How Does This Affect Us Today?

   Not only has etiquette fallen through drastically, cowboy culture as a whole has become distant in major influential areas. This all comes from the culture of 2000-2020 that was just trying to save the honky tonk by accommodating to whatever new clientele wanted. Which is understandable since country music from 2004-2018 took an insane downfall. We quickly became toxic-ly inclusive and focus solely on "having fun"...as if cowboys, ranchers, and rednecks hadn't been honky tonking for over 100 years. We begun welcoming in styles that don't require a step pattern, closed position, and are extremely difficult to do in cowboy hats. If we aren't wearing boots or hats because it's too difficult to do our combos/tricks, how are we supposed to teach cowboys to do the same things?  

   The country music renaissance has been building for years and is finally taken off this summer. Country artists held the top 2 spots for 5+ months, 3 for 3+ months, and 4 for 2+ months on Billboard Top 100 over this summer. People want country culture. Why are we still playing pop county from 2015, or even SoMo, during country and western bar comps? No cowboy hats, no country music, no closed position...what part of country dancing, and our culture as a whole, are we serving the outside world? Even here in Fort Worth (Honky Tonk Central) we are losing historical honky tonks to hip-hop and EDM music. 

This is not meant to be gatekeeping. Everyone is welcome.

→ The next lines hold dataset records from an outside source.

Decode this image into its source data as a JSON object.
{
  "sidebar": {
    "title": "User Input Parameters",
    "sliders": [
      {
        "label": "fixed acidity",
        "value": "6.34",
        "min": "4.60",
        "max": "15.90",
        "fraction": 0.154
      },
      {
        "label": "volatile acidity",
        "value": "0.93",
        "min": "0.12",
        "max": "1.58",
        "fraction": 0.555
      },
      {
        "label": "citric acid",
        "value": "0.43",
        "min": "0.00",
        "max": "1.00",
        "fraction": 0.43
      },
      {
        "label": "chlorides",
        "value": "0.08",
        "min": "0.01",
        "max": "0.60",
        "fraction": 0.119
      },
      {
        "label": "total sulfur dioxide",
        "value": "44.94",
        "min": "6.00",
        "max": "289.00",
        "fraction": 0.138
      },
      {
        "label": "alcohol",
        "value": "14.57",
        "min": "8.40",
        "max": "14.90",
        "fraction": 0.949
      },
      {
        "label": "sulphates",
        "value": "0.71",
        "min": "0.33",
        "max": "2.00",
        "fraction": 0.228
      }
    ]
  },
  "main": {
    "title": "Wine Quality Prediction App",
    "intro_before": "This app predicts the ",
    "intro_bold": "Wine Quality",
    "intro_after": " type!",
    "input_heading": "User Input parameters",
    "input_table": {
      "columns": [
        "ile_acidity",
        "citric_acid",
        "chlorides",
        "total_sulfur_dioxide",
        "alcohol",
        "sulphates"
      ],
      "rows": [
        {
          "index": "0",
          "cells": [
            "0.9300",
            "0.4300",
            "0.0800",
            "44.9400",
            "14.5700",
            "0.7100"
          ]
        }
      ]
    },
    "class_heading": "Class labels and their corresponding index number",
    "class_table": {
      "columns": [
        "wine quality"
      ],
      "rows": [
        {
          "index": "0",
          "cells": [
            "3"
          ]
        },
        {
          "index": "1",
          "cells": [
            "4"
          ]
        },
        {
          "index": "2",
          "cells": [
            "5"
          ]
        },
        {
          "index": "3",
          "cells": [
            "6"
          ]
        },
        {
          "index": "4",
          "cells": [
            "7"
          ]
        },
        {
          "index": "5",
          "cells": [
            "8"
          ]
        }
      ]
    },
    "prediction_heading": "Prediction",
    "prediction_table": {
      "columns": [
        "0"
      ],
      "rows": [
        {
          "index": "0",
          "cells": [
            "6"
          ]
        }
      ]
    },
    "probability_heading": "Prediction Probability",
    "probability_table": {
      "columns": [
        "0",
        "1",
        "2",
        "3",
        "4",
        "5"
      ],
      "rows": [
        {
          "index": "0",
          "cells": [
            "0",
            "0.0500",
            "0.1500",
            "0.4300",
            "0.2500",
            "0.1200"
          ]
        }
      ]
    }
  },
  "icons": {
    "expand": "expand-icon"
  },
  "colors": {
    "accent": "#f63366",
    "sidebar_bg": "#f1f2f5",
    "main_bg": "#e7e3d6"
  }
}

But when wolves who have no intention of respecting the culture are slipping through fence, it's our responsibility to fix the fence and kill any wolves hiding among the livestock. If we don't then what will we become? Just like every other nightclub, therefore killing the honky tonk.

I've also been told, country dancing is evolving--which naturally happens. I'll leave you with the questions I have for those folks:   

  1. What traditions inspired the change presented?
  2. What are the group of people bringing to the culture? (Music, attitude, clothing, etc.)
  3. Where are we headed/what message is representing us?